朝早く起きてまで今日のためにおしゃれしてきたのに、俺が見ないのでは意味がない。
俺はむしろ視線を強め、全身を上から下へ流れるようにじっと眺めていく。
「あぅぅ…………じゃあ、もっと見て……?」
顔をさらに赤らめるも、嬉しいのか、開き直ってむしろ近づいてくる白石。
「私服似合ってるな。それ、いつも着てる服?」
白石の顔が、今日一番に赤くなる。
「に、にあっ……!? えっ、あの……う、うぅ……ありがとう……♡
あっ、あのね、これは初めて着る服で……こんな時のために頑張って選んで、ずっとクローゼットに仕舞ってあったやつなの……昨日の夜寝るまでずっと何着ていくか考えてたら眠れなくて……あぁ、でもこれにして良かった……♡」
顔の熱を隠すように手のひらで両頬を覆って礼を言う白石。……かと思えば、興奮気味に昨日のことを話してくれた。
(まあ、嬉しそうなのはいいんだけど……)
こんな時間に来たから、薄々寝不足なんじゃないかとは思っていた。
しかし、まさか無睡で来たとは……。
「お前徹夜で来たのか……さすがに眠いだろ、大丈夫か?」
「えっ? あ、うん、たしかに寝てないけど……私、今死ぬほど元気だからぜんぜん大丈夫だよ……♡」
熱で浮かされたような表情のまま、体をふりふりと揺らして答える白石。
……様子を見るに、これは誇張でもなんでもない。
よく見たところで肌ツヤもいいし、クマも一切ない。
感情が大きくて、それを軸に生きてる人間っていうのは凄いんだな……と、素直に感心するほかない。

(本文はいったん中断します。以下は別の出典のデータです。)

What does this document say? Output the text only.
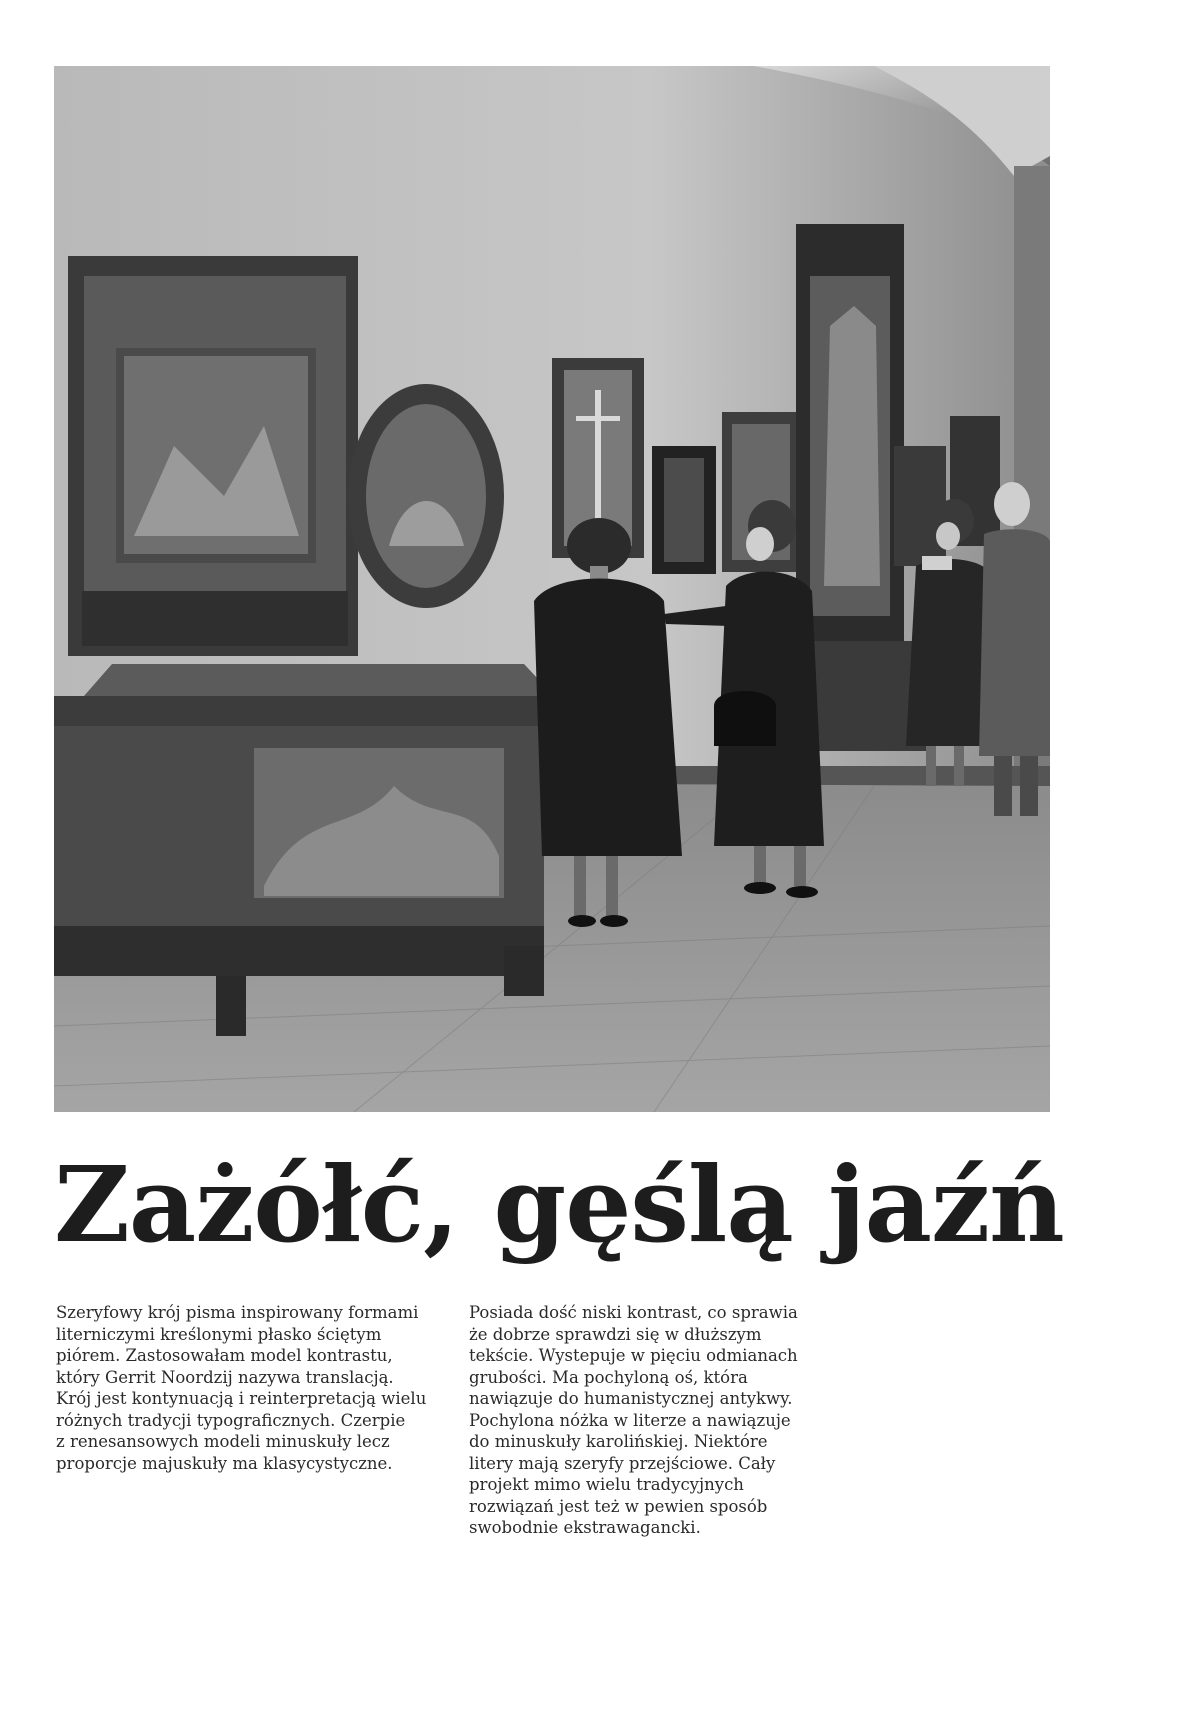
Zażółć, gęślą jaźń

Szeryfowy krój pisma inspirowany formami
literniczymi kreślonymi płasko ściętym
piórem. Zastosowałam model kontrastu,
który Gerrit Noordzij nazywa translacją.
Krój jest kontynuacją i reinterpretacją wielu
różnych tradycji typograficznych. Czerpie
z renesansowych modeli minuskuły lecz
proporcje majuskuły ma klasycystyczne.

Posiada dość niski kontrast, co sprawia
że dobrze sprawdzi się w dłuższym
tekście. Wystepuje w pięciu odmianach
grubości. Ma pochyloną oś, która
nawiązuje do humanistycznej antykwy.
Pochylona nóżka w literze a nawiązuje
do minuskuły karolińskiej. Niektóre
litery mają szeryfy przejściowe. Cały
projekt mimo wielu tradycyjnych
rozwiązań jest też w pewien sposób
swobodnie ekstrawagancki.
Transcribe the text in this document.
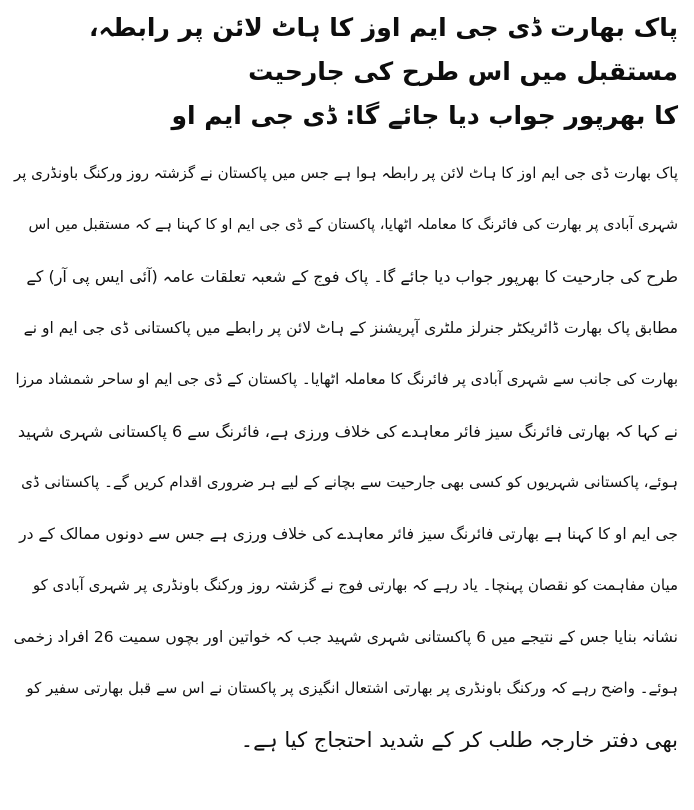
پاک بھارت ڈی جی ایم اوز کا ہاٹ لائن پر رابطہ، مستقبل میں اس طرح کی جارحیت
کا بھرپور جواب دیا جائے گا: ڈی جی ایم او
پاک بھارت ڈی جی ایم اوز کا ہاٹ لائن پر رابطہ ہوا ہے جس میں پاکستان نے گزشتہ روز ورکنگ باونڈری پر
شہری آبادی پر بھارت کی فائرنگ کا معاملہ اٹھایا، پاکستان کے ڈی جی ایم او کا کہنا ہے کہ مستقبل میں اس
طرح کی جارحیت کا بھرپور جواب دیا جائے گا۔ پاک فوج کے شعبہ تعلقات عامہ (آئی ایس پی آر) کے
مطابق پاک بھارت ڈائریکٹر جنرلز ملٹری آپریشنز کے ہاٹ لائن پر رابطے میں پاکستانی ڈی جی ایم او نے
بھارت کی جانب سے شہری آبادی پر فائرنگ کا معاملہ اٹھایا۔ پاکستان کے ڈی جی ایم او ساحر شمشاد مرزا
نے کہا کہ بھارتی فائرنگ سیز فائر معاہدے کی خلاف ورزی ہے، فائرنگ سے 6 پاکستانی شہری شہید
ہوئے، پاکستانی شہریوں کو کسی بھی جارحیت سے بچانے کے لیے ہر ضروری اقدام کریں گے۔ پاکستانی ڈی
جی ایم او کا کہنا ہے بھارتی فائرنگ سیز فائر معاہدے کی خلاف ورزی ہے جس سے دونوں ممالک کے در
میان مفاہمت کو نقصان پہنچا۔ یاد رہے کہ بھارتی فوج نے گزشتہ روز ورکنگ باونڈری پر شہری آبادی کو
نشانہ بنایا جس کے نتیجے میں 6 پاکستانی شہری شہید جب کہ خواتین اور بچوں سمیت 26 افراد زخمی
ہوئے۔ واضح رہے کہ ورکنگ باونڈری پر بھارتی اشتعال انگیزی پر پاکستان نے اس سے قبل بھارتی سفیر کو
بھی دفتر خارجہ طلب کر کے شدید احتجاج کیا ہے۔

「……ま、ならいいけど。寝不足なら少し寝ていくかって提案しようと思っただけだ」
……言った瞬間、白石の表情が変わる。
「えっ⁉ ちょ、ちょっと待って……私やっぱり寝不足かも、急に眠くなってきた…………」
そう言うと、ふらふらしたような小芝居と共にベッドに近づいてくる白石。
(……え、これ本当にバレないと思ってやってる?)
そうだとしたら、どんな面白生物なんだこいつは。
ただ、本当は眠くないからといって、ベッドに寝かせるのがダメというわけでないが、そうなるといくつか問題がある。
「横になったらせっかく頑張って選んだ服がシワになるし、その固めてきたであろう前髪とかも崩れるぞ」
白石がはっとした顔をして、徐々に残念そうな顔へと変わっていく。
「あ、そっか……うぅ、確かに……服も髪も頑張ったからあんまり崩したくないかも……」
しゅんとしてしまった白石は、そのままベッドの前の椅子に腰を掛けた。
しかし、白石の顔を見るとそこまで本格的に落ち込んだ様子には見えない。
そのことを少し意外に思っていると、白石は小声で、
「……前髪のことまで気づいてくれたんだ……。これって、私のことよく見てくれてるってことだよね……、えへっ」
なんてことを呟いた。
……なるほど、それでちょっと機嫌が良かったわけか。
内容はほんとのことなので、特に否定するようなことではない。が、普通に気恥ずかしいので、ここは聞こえなかったことにする。
俺が黙っていると、白石が椅子から立ち上がってそのままベッドに座ってくる。
そのまま、慣れた距離感で頭を肩に寄せてきて、
「いつか、黒瀬くんの私服姿も見たいな……」
そんな白石の呟きが耳に届く。
静かな病室の中を温かい空気だけが覆っていくなか、時刻はようやく十時を回るところだった。